Octubre de
2003
Siete pesos de felicidad
Estaba
tirado en el pasto cagado detrás de la casa rosada. Veía flamear la roída
bandera nacional que solo me emociona al escuchar el himno. Casi terminaba un
tinto en tetrabrick que compré veinte cuadras atrás (nunca lo terminé), ya
estaba caliente; había bebido demasiado como para pensar en la temperatura. Hay
un momento, todos los días, en que comienzo a dejar de sentir; primero el
olfato, después el gusto, y todos los sentidos del cuerpo al final.
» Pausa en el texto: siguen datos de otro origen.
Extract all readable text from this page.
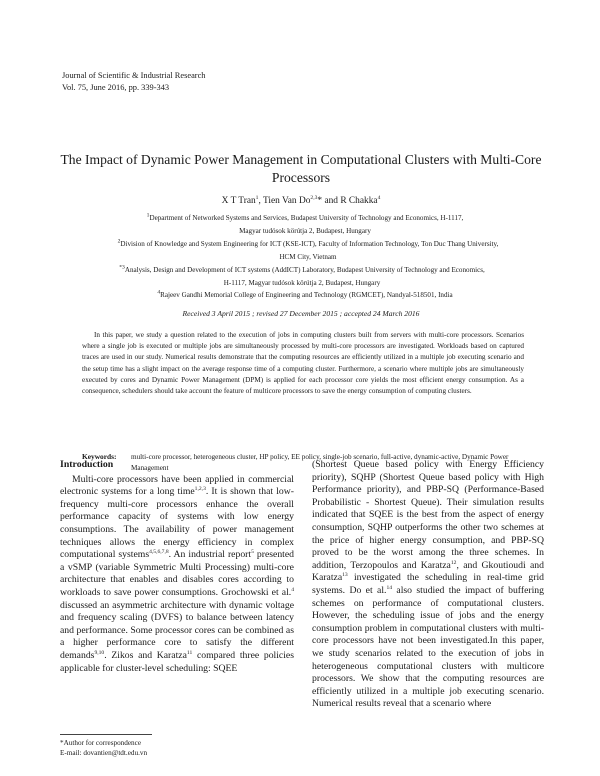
Journal of Scientific & Industrial Research
Vol. 75, June 2016, pp. 339-343
The Impact of Dynamic Power Management in Computational Clusters with Multi-Core Processors
X T Tran$^1$, Tien Van Do$^{2,3}$* and R Chakka$^4$
$^1$Department of Networked Systems and Services, Budapest University of Technology and Economics, H-1117,
Magyar tudósok körútja 2, Budapest, Hungary
$^2$Division of Knowledge and System Engineering for ICT (KSE-ICT), Faculty of Information Technology, Ton Duc Thang University,
HCM City, Vietnam
$^{*3}$Analysis, Design and Development of ICT systems (AddICT) Laboratory, Budapest University of Technology and Economics,
H-1117, Magyar tudósok körútja 2, Budapest, Hungary
$^4$Rajeev Gandhi Memorial College of Engineering and Technology (RGMCET), Nandyal-518501, India
Received 3 April 2015 ; revised 27 December 2015 ; accepted 24 March 2016
In this paper, we study a question related to the execution of jobs in computing clusters built from servers with multi-core processors. Scenarios where a single job is executed or multiple jobs are simultaneously processed by multi-core processors are investigated. Workloads based on captured traces are used in our study. Numerical results demonstrate that the computing resources are efficiently utilized in a multiple job executing scenario and the setup time has a slight impact on the average response time of a computing cluster. Furthermore, a scenario where multiple jobs are simultaneously executed by cores and Dynamic Power Management (DPM) is applied for each processor core yields the most efficient energy consumption. As a consequence, schedulers should take account the feature of multicore processors to save the energy consumption of computing clusters.
Keywords: multi-core processor, heterogeneous cluster, HP policy, EE policy, single-job scenario, full-active, dynamic-active, Dynamic Power Management
Introduction

Multi-core processors have been applied in commercial electronic systems for a long time$^{1,2,3}$. It is shown that low-frequency multi-core processors enhance the overall performance capacity of systems with low energy consumptions. The availability of power management techniques allows the energy efficiency in complex computational systems$^{4,5,6,7,8}$. An industrial report$^5$ presented a vSMP (variable Symmetric Multi Processing) multi-core architecture that enables and disables cores according to workloads to save power consumptions. Grochowski et al.$^4$ discussed an asymmetric architecture with dynamic voltage and frequency scaling (DVFS) to balance between latency and performance. Some processor cores can be combined as a higher performance core to satisfy the different demands$^{9,10}$. Zikos and Karatza$^{11}$ compared three policies applicable for cluster-level scheduling: SQEE

(Shortest Queue based policy with Energy Efficiency priority), SQHP (Shortest Queue based policy with High Performance priority), and PBP-SQ (Performance-Based Probabilistic - Shortest Queue). Their simulation results indicated that SQEE is the best from the aspect of energy consumption, SQHP outperforms the other two schemes at the price of higher energy consumption, and PBP-SQ proved to be the worst among the three schemes. In addition, Terzopoulos and Karatza$^{12}$, and Gkoutioudi and Karatza$^{13}$ investigated the scheduling in real-time grid systems. Do et al.$^{14}$ also studied the impact of buffering schemes on performance of computational clusters. However, the scheduling issue of jobs and the energy consumption problem in computational clusters with multi-core processors have not been investigated.In this paper, we study scenarios related to the execution of jobs in heterogeneous computational clusters with multicore processors. We show that the computing resources are efficiently utilized in a multiple job executing scenario. Numerical results reveal that a scenario where

*Author for correspondence
E-mail: dovantien@tdt.edu.vn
Mientras el sol me molesta demasiado, pensé en todas las obligaciones que dejé
ayer sobre la mesa. Miriam, mi mujer, llega a esta hora; y con la lista que
encontrará sobre la mesa tomará la decisión de separarse de mí. Por amor (a
ella); entiendo que es lo mejor que puede hacer, pero como no voy a dejar de
lado mi egoísmo, no tiene importancia lo que me diga. Solo intentaré que no me
eche antes del verano. Ya estuve antes en la calle en invierno, cuando Soledad,
mi primer mujer, me echó a la calle al año de casados. Y aunque siempre estuve
en alguna casa (como en la de su madre), el invierno siempre entristece un poco
más las cosas.
El vino era horrendo, así que me compré un tres cuartos de siete pesos. Solo
me quedaban cuarenta y dos; trataré que duren más de dos días; cada vez
que tengo un billete lo gasto con amigos, me gusta verlos sonreír (eso fastidia
a Mirian), pero más me gusta vivir en pedo. Ella no comprende que la vida fue
dura conmigo. Cuando uno no disfruta está muerto. ¡pero qué bien este pasto
cagado y mi vino de siete pesos!. Ni lerdo ni perezoso, simplemente un
intelectual en el fondo de la mierda. Aquí, con el siglo devastado desde su
inicio, me amargo frente a toda esta gente que me choca de frente y me humilla
de reojo. No, sufrir tal vez es otra cosa. Mi dolor es la necesidad de ser. Se
necesita este pasto cagado, la bandera cagada, mi mujer desquiciada y a Alfonsín
hablando boludeces, para comprender que la estupidez se graba en la conciencia.
Ni estar despierto le ayuda a uno a no confundirse con los sueños; creerlos
verdaderos, posibles. Ni la verdad aburrida. ¡pero qué rico está mi vino de
siete pesos!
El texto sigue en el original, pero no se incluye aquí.